Seattle, WA- Amazon has announced to businesses that it will be taking less commission from the sales of non-perishable grocery items priced at $15 or less from 15% to 8% for the next year.
While Amazon has declined to comment on their rationale, analysts speculate the reasoning behind their actions stems from how difficult it can be for businesses to make a suitable profit on inexpensive grocery items after factoring in shipping, storage, and retail expenses. For this reason, it makes little sense for distributers of lower-priced grocery items to sell their product through Amazon. Amazon is attempting to retain these distributers by giving them more incentive.
A solution that sellers and grocery distributers have come up with is selling lower priced product in bulk at wholesale prices, which Amazon then directs to its membership programs such as Prime Pantry or Amazon Fresh. Prime Pantry allows Prime members fill a box of grocery items for $5.99. Amazon Fresh costs $14.99 a month (in addition to the regular $99-a-year Prime membership fee) and allows customers to buy low-priced grocery items with free shipping.
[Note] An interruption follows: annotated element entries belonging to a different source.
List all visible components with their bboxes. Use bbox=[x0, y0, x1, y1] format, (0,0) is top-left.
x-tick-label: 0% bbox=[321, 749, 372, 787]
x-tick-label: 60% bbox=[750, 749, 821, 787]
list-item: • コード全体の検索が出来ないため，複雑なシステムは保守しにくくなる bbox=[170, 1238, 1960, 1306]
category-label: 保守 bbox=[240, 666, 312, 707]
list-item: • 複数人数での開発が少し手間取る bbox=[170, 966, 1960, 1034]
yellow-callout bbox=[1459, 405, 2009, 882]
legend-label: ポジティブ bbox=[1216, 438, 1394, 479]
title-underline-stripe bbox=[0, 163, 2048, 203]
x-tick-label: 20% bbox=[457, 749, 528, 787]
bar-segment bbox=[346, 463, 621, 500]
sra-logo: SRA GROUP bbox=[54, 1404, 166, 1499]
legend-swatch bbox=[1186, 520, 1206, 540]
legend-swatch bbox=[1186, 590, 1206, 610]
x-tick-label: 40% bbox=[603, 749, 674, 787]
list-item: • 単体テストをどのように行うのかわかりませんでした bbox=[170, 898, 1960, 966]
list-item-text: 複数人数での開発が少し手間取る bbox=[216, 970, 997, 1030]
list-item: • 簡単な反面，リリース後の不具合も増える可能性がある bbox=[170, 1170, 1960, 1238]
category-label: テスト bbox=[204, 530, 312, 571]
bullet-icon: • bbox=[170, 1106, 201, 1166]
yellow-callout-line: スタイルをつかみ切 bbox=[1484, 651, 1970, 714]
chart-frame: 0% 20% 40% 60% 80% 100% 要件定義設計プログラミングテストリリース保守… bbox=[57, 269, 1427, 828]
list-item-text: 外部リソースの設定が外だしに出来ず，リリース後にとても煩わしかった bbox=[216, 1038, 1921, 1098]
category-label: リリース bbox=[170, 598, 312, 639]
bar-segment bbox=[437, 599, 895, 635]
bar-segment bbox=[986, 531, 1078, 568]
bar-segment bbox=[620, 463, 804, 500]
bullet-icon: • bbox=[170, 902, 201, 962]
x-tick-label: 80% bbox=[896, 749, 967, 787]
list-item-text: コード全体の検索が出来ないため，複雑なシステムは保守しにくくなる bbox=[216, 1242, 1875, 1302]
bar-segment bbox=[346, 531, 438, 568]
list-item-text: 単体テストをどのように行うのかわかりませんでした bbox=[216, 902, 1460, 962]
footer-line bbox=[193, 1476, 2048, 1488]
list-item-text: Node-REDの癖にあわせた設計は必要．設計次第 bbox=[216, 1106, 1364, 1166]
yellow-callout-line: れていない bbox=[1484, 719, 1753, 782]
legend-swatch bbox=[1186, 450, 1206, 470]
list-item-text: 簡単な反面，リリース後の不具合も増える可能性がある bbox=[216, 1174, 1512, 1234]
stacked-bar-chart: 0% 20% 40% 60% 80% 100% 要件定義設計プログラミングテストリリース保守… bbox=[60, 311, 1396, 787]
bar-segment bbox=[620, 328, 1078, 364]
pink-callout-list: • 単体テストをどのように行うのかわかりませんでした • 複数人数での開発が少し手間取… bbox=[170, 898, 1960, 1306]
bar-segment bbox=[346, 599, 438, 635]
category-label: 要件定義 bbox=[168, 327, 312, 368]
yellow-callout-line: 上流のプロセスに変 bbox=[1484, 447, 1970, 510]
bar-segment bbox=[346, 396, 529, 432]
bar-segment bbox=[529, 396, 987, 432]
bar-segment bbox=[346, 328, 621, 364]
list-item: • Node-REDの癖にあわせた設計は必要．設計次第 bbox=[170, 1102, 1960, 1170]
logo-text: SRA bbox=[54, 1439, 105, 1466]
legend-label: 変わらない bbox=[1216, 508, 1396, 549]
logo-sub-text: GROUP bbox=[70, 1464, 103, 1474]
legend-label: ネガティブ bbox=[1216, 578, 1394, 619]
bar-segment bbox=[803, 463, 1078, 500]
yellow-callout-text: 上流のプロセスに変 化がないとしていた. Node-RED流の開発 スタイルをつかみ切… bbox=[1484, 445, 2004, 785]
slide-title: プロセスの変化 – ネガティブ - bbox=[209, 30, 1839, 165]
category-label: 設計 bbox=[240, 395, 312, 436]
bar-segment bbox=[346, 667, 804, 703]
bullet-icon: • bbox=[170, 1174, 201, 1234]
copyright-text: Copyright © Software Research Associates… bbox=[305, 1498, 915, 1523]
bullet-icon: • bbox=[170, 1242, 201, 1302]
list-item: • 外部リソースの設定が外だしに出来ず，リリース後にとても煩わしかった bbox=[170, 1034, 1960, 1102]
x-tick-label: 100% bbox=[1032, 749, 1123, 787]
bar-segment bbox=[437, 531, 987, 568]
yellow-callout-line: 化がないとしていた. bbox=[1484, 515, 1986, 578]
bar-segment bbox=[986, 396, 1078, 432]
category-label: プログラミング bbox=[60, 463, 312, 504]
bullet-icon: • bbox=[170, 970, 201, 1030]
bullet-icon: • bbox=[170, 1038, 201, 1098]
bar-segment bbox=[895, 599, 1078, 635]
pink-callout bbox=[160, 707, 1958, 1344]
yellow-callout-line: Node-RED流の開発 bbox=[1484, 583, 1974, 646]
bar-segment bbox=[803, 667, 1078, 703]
The company recognizes that not all customers are willing to pay a fee, but it still wants customers to think of Amazon as a destination for groceries. The company knows it will not portray itself as such if they only sell grocery items in bulk. For this reason, the likely motive behind lowering fees was to encourage grocery sellers to continue selling single units of lower-priced items by expanding their profit margin.
David Rekuc, the marketing director for the e-commerce consultancy Ripen eCommerce, is still doubtful that Amazon’s plan of action will be entirely successful.
“It’s nice to see and it may move the needle a little bit,” he said of the fee discount, “but it won’t fundamentally change [Amazon’s] penetration in grocery.”